I personally like to use my own software to backup my databases and you can write a script to do it if you take a little time. There are also clients for Windows and other operating systems that will allow you to connect directly to your database and store a backup directly on your home computer.

Whatever methods you decide on using the important part is that you want to backup both your files and database.


If you are not combining your files into a single zip archive then grabbing your website files from your server with FTP will often result in a timeout or disconnect. This is true no matter how fast your server is or your home internet connection. The problem is normally due to you backing up information with thousands of files that is not normally necessary.

Your WordPress backup can be limited to only your wp-content folder because you can always download the files that are stored in your wp-admin or wp-includes folders from the distribution zip file.. those folders do not normally get modified.

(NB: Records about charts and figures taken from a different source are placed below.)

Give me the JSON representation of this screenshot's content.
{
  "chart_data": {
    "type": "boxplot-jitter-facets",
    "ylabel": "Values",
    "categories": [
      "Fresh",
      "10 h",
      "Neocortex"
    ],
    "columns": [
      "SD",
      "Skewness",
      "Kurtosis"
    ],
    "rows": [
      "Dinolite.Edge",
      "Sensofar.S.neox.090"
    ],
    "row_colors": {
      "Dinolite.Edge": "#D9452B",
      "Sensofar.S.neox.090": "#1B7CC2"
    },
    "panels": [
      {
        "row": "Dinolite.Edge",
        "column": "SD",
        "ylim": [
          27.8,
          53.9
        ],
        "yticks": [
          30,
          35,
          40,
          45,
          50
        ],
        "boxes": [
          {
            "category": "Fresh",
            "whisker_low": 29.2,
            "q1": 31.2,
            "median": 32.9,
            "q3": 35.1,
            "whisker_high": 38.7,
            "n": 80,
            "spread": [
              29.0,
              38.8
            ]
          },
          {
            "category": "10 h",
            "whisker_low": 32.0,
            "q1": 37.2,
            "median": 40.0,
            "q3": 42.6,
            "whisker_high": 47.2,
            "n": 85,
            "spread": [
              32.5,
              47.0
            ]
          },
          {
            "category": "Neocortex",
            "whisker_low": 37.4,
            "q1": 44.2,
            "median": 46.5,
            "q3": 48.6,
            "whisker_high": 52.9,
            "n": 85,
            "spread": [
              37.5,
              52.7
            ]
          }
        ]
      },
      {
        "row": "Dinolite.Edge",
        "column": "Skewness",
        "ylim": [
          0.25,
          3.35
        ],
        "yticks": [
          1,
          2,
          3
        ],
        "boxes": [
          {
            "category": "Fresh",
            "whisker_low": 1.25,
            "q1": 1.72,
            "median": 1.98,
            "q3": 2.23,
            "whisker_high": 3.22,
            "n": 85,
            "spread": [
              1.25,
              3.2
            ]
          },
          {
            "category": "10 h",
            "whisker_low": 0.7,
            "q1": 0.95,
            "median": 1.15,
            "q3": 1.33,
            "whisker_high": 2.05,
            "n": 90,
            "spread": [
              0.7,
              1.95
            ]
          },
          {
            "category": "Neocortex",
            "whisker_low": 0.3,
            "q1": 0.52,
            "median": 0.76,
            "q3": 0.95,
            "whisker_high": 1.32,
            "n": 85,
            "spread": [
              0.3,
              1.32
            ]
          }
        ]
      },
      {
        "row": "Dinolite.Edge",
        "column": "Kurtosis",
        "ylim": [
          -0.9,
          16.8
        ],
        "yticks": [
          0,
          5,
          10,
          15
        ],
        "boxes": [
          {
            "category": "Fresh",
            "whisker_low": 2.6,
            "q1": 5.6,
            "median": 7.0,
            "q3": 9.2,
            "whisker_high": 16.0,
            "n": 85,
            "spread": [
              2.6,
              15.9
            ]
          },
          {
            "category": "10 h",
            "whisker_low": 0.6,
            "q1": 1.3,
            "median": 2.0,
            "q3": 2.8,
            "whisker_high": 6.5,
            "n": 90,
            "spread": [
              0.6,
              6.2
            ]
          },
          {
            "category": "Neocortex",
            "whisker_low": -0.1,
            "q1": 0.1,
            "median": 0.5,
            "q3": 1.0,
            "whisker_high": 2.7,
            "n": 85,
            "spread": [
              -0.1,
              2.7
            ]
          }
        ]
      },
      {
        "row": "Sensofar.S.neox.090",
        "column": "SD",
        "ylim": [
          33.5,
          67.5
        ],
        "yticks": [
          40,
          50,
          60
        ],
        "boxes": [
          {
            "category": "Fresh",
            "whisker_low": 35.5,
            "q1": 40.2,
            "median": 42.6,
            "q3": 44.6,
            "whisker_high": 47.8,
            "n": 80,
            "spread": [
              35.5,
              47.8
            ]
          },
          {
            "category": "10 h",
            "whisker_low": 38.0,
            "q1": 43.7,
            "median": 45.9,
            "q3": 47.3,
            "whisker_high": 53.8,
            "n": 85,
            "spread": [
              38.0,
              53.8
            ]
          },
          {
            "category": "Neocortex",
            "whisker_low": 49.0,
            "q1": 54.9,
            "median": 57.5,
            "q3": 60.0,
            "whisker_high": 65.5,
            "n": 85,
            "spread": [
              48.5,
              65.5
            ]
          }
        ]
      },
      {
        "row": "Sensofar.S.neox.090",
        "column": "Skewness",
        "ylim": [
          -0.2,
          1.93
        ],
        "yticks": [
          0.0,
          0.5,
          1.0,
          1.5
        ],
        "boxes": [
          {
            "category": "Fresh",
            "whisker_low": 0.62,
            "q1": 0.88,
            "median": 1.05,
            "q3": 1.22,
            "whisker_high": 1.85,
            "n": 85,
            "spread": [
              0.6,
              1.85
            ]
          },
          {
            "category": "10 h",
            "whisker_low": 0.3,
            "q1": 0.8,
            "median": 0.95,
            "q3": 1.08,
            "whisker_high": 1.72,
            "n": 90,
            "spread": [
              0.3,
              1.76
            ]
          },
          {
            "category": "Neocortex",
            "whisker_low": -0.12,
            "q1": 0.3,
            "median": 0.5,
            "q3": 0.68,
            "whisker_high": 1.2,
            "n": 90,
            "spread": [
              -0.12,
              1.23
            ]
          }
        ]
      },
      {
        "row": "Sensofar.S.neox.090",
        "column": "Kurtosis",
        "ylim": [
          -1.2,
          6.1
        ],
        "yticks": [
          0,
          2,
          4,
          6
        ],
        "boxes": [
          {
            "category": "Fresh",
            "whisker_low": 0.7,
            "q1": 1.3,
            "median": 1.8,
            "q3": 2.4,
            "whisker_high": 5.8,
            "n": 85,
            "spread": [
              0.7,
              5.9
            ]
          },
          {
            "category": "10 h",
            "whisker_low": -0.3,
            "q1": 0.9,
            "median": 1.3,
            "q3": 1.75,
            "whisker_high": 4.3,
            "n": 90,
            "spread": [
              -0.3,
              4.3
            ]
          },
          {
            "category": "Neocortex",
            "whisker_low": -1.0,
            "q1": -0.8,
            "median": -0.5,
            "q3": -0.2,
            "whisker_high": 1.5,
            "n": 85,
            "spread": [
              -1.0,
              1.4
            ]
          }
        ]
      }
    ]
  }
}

You will also need to grab your root folder files including your index.php .htaccess and wp-config.php files. Just grab them all to be safe.

However if you use a cache system such as SuperCache you will find that every webpage now has a static file on your server. You do not need the cached files and they can be ignored.

A better idea is to just empty your cache prior to downloading your wp-content directory.

Backup Policies if you run your own servers

Most websites are now hosted on Linux variants and within Linux there are a number of tools to make automated backups of all of your content.

If you are running your own server or group of servers then you may want to look at a daily backup of both the system and sites. This will give you the most flexibility if a problem should occur.

Unfortunately making full server backups does require a dedicated backup server or dual use of a Mail or DNS server to hold the backups. Another option is to perform this task over an extended period by using remote storage… even your home computer can be setup to monitor changes and backup those changes.

Final Considerations

Making backups is a task that we all must do and we must do it on a schedule that will allow us to recover from both catastrophic events beyond our control and problems that occur when we make simple upgrades and changes that must be reverted from.

With that in mind you should continually explore new methods for reducing the time and load on your workday so you can get back to building content and managing your users.

The progression that you should take is to first understand the tools your hosting service provides.

Make use of the control panel options to make manual backups that you download automatically.

After you are comfortable with making manual backups you can then move to automated cron jobs that can store files locally or email them to you.

Once you have progressed to the use of cron jobs you may want to look at methods of continuous mirroring of your site.

If you run your own server remember that Raid is not enough. It can save you in a pinch but normally it is only a way to ensure that data is available … it is not a backup method.